South Korean director Hong San-soo has been busy in 2017, directing three films, including On the Beach at Night Alone, Claire’s Camera (starring Isabelle Huppert) and The Day After. All three films will be screened in Mumbai.
In Warwick Thorton’s Sweet Country, which was premiered at the Venice Film Festival, an aboriginal worker and his wife have to flee their employer after a crime is committed. Thornton has previously made Samson and Delilah.
The winner of the highest award at the Berlin Film Festival, On Body and Soul from Hungary, follows two women whose lives are intertwined by the same recurring dream.
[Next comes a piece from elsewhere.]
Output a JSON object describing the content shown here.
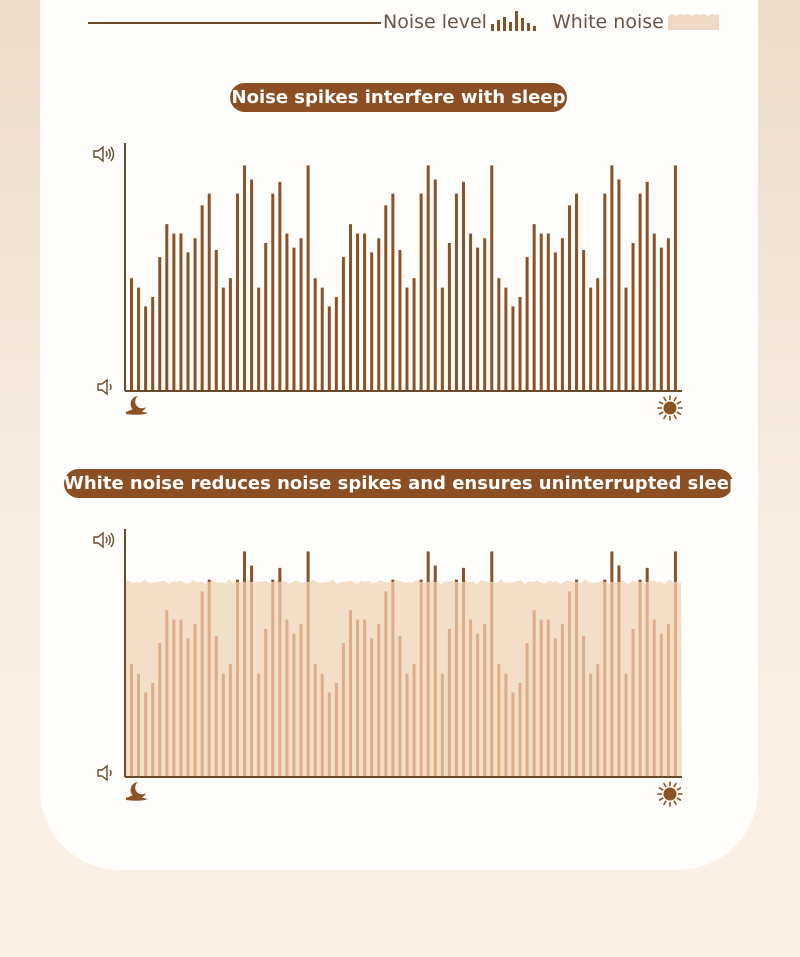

Also from Berlin is Agnieska Holland’s Spoor, about an elderly woman who claims to have witnesses numerous crimes.
Other prestige titles include Aki Kaurismäki’s refugee comedy The Other Side of Hope and Michel Hazanavicius’s Redoubtable, about the affair between French great Jean-Luc Godard and actor Anne Wiazemsky. Tangerine director Sean Baker’s The Florida Project, starring Willem Dafeo, has Disney World as a backdrop and a six-year-old girl and her mother in the foreground.
Acclaimed Japanese director Hirokazu Kore-eda’s The Third Murder is a brain-twister about a lawyer’s attempts to get a murder convict’s death sentence commuted to life imprisonment.
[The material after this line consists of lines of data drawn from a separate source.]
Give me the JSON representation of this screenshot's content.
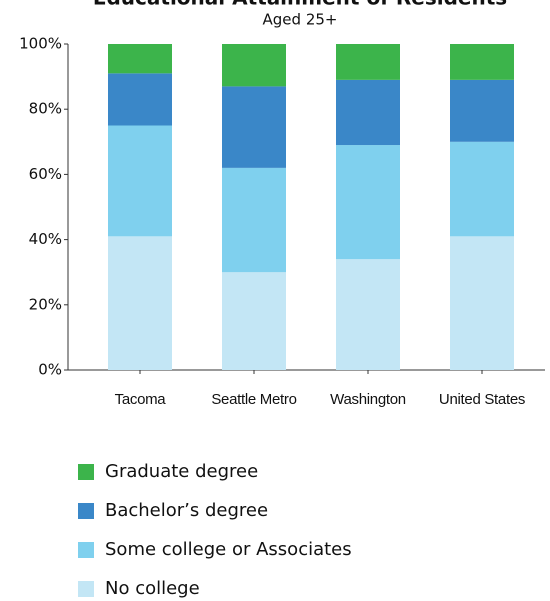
{
  "chart_data": {
    "type": "stacked_bar",
    "title": "Educational Attainment of Residents",
    "subtitle": "Aged 25+",
    "categories": [
      "Tacoma",
      "Seattle Metro",
      "Washington",
      "United States"
    ],
    "series": [
      {
        "name": "No college",
        "color": "#c3e6f5",
        "values": [
          41,
          30,
          34,
          41
        ]
      },
      {
        "name": "Some college or Associates",
        "color": "#7fd0ee",
        "values": [
          34,
          32,
          35,
          29
        ]
      },
      {
        "name": "Bachelor’s degree",
        "color": "#3a87c8",
        "values": [
          16,
          25,
          20,
          19
        ]
      },
      {
        "name": "Graduate degree",
        "color": "#3cb44b",
        "values": [
          9,
          13,
          11,
          11
        ]
      }
    ],
    "ylim": [
      0,
      100
    ],
    "yticks": [
      {
        "value": 0,
        "label": "0%"
      },
      {
        "value": 20,
        "label": "20%"
      },
      {
        "value": 40,
        "label": "40%"
      },
      {
        "value": 60,
        "label": "60%"
      },
      {
        "value": 80,
        "label": "80%"
      },
      {
        "value": 100,
        "label": "100%"
      }
    ]
  }
}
The Mumbai Film Festival, like some other Indian festivals, has two competition sections, one for Indian titles and the other for foreign ones as well as Indian productions. These are all debut features. The list includes: gay arthouse drama The Wound from South Africa, the fly-on-the-wall family portrait documentary Summer 1993, about an orphaned girl and her new adoptive family.
A pair of siblings and a goat set out on a seriocomic journey across the San Andres islands in Bad Lucky Goat. In Apostasy from the United Kingdom, a young Jehovah’s Witness follower breaks away from the fold. People smuggling is the subject of Turkish debut feature Daha.
Of resonance to Indian cinephiles is I’m not a Witch from Zambia, about a teenager falsely accused of witchcraft.
World cinema titles
Among the films to watch out for in this showcase of the best of international cinema is Daniela Thomas’s Vazante, a black-and-white drama about the arrival of African slaves in Brazil in 1861. The Hong Kong feature Free and Easy is a satire about present-day China seen through the prism of a crime drama. Estonian feature November, which is the country’s official foreign language film Oscar entry, is a folklore-inspired supernatural movie about sexual longing.
April’s Daughter from Mexico chronicles a teenage mother-to-be and her manipulative mother. Marlina the Murderer in Four Acts from Indonesia is an updated Western about a woman’s quest for revenge.
In the Russian drama A Gentle Creature, based on a Fyodor Dostoyevsky story, the wife of a prisoner sets out to find out what happened to him after a parcel she sent him is returned.
In Devil’s Freedom from Mexico, eyewitnesses to the ongoing drug war reveal their experiences while wearing facial masks. Vaishali Sinha’s Ask The Sexpert profiles the popular nonagenarian Mumbai Mirror sex advice columnist Mahinder Watsa. Quest examines an American black working class couple shot over a 10-year period. American documentary Dina focuses on an American husband and wife, both of whom have autism.
Prateek Vats’s A Very Old Man with Enormous Wings is an observational documentary about the famous Indian bodybuilder Manohar Aich. Kamal Swaroop’s Pushkar Puran explores the annual fair in the Rajasthani city.
In Nothingwood, Sonia Krondlund profiles indefatigable Afghani B-movie director Salim Shaheen. Michael Glawogger’s documentary Untitled comprises footage shot by the filmmaker, who died in 2014, that was shot in the Balkans, Italy and parts of Africa.